Everyone’s talking about religious freedom, which doesn’t mean what it used to mean. It means you have the right to refuse to sell someone a wedding cake if you think Satan gets to lick the bowl. We’re talking about some seriously special rights, here. I mean, I have some very strongly held personal beliefs based on my own observations about justice, morality, and the human condition, but none of them–none of them–can be said to be religious in nature, by which I mean Flang Out Of The Sky On A Tablet. Or even Strongly Suggested By The Great God Thor, or in any other way handed down from some entity that nobody has personally met and vetted. No, my strongly held personal beliefs have no official provenance whatsoever. And yet state legislatures are now treating these matters as though my beliefs aren’t worth anything, they’re all veneer and refinishing, and everyone else’s have the Antiques Road Show seal of approval. It’s all about the provenance.

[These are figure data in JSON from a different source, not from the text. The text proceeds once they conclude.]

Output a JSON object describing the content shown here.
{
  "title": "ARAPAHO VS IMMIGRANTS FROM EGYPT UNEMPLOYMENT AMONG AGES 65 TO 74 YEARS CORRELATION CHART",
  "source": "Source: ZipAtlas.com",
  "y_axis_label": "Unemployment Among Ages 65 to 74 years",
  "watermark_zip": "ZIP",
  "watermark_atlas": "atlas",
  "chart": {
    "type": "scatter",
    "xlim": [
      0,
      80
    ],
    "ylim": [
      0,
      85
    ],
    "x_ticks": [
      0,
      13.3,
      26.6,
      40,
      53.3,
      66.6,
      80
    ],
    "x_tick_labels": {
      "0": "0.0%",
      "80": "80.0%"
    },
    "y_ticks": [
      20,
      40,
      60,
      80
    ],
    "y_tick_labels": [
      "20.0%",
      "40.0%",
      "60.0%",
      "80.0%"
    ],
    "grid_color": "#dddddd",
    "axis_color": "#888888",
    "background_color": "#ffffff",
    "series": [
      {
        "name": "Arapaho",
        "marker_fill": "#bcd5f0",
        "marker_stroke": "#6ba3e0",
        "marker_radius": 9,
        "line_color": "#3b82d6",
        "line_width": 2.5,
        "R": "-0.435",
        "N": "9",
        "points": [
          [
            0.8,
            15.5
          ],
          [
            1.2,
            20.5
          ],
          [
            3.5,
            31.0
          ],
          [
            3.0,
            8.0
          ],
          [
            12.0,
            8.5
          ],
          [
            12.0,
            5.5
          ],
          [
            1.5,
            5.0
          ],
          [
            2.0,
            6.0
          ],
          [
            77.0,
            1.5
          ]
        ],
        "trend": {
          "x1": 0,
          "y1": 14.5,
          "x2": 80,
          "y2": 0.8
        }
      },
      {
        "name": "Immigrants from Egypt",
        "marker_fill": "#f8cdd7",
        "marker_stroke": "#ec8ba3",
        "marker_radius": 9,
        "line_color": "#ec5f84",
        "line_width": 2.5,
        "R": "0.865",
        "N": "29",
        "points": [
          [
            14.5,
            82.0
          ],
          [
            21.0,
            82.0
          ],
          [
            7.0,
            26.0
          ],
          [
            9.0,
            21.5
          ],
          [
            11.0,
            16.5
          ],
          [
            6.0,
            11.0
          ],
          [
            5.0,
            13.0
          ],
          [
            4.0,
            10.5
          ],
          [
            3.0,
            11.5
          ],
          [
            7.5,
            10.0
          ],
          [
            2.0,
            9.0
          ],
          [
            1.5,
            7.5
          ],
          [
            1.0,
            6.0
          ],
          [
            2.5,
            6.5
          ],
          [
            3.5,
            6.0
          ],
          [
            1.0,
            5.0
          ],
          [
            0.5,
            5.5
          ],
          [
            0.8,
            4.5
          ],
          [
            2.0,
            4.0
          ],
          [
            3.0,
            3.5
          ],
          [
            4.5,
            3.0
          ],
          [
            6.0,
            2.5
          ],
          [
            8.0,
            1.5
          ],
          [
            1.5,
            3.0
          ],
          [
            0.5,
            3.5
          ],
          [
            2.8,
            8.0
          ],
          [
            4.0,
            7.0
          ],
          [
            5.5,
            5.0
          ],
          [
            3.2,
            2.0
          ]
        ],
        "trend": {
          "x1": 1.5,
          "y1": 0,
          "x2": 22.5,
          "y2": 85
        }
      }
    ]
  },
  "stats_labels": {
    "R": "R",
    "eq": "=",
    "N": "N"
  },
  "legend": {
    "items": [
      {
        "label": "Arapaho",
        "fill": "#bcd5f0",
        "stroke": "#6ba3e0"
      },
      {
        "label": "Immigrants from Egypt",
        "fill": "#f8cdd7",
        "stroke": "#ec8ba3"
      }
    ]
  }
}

If you’ve got some belief system that originated with a bunch of wandering goatherds 3,000 years ago, you’re going to get way more money for it, conservatively speaking, at auction, than I am going to get for a belief system that’s only a hair over sixty years old and makes some kind of sense in the real world. Screw that–it’s got no value unless it can reliably be shown to have been committed to papyrus. I’m still free to put a frame around my beliefs and enjoy them in my own home and pass them down to the kids, but nobody’s going to give me any money for them.

Which brings me to Deuteronomy 23. The issue is whether any given soul should be allowed to be in the company of God (which is assumed to be desirable, no matter how mean God might have been in the previous four chapters), and it turns out there are rules. Lots of rules. First verse in Deuteronomy 23: “He that is wounded in the stones, or hath his privy member cut off, shall not enter into the congregation of the Lord.” What does that mean? That means King James was one lyrical sumbitch. That’s poetry, right there. Which means it needs to be improved on in the modern era, thus: “A man whose testicles are crushed or whose penis is cut off may never join the assembly of the Lord.”

Them’s the rules, Stumpy. It doesn’t really matter if it was an accident involving loose underpants and the company table saw, or something featuring a machete and a girl named Lola and you totally had it coming. Nope. You’re out. And while we’re at it, you’re also out if you’re a dwarf, or have runny sores, or bad eyes, or a rash. You’re pretty much doomed if you’re out of plumb in any significant way, or are anything other than perfect, and we’ll get to the sin of pride in another chapter and verse.

This is the kind of religion we’re enshrining here in the U.S.A., or at least Indiana and some nineteen other states. By George Washington, you’re free to make any old cake you want. But if you want to stay on the right side of the Lord, you’d best ask your customers to drop their drawers before you do any sellin’. I’m not going to Hell because I hate to travel, but you–you’d better not take any chances.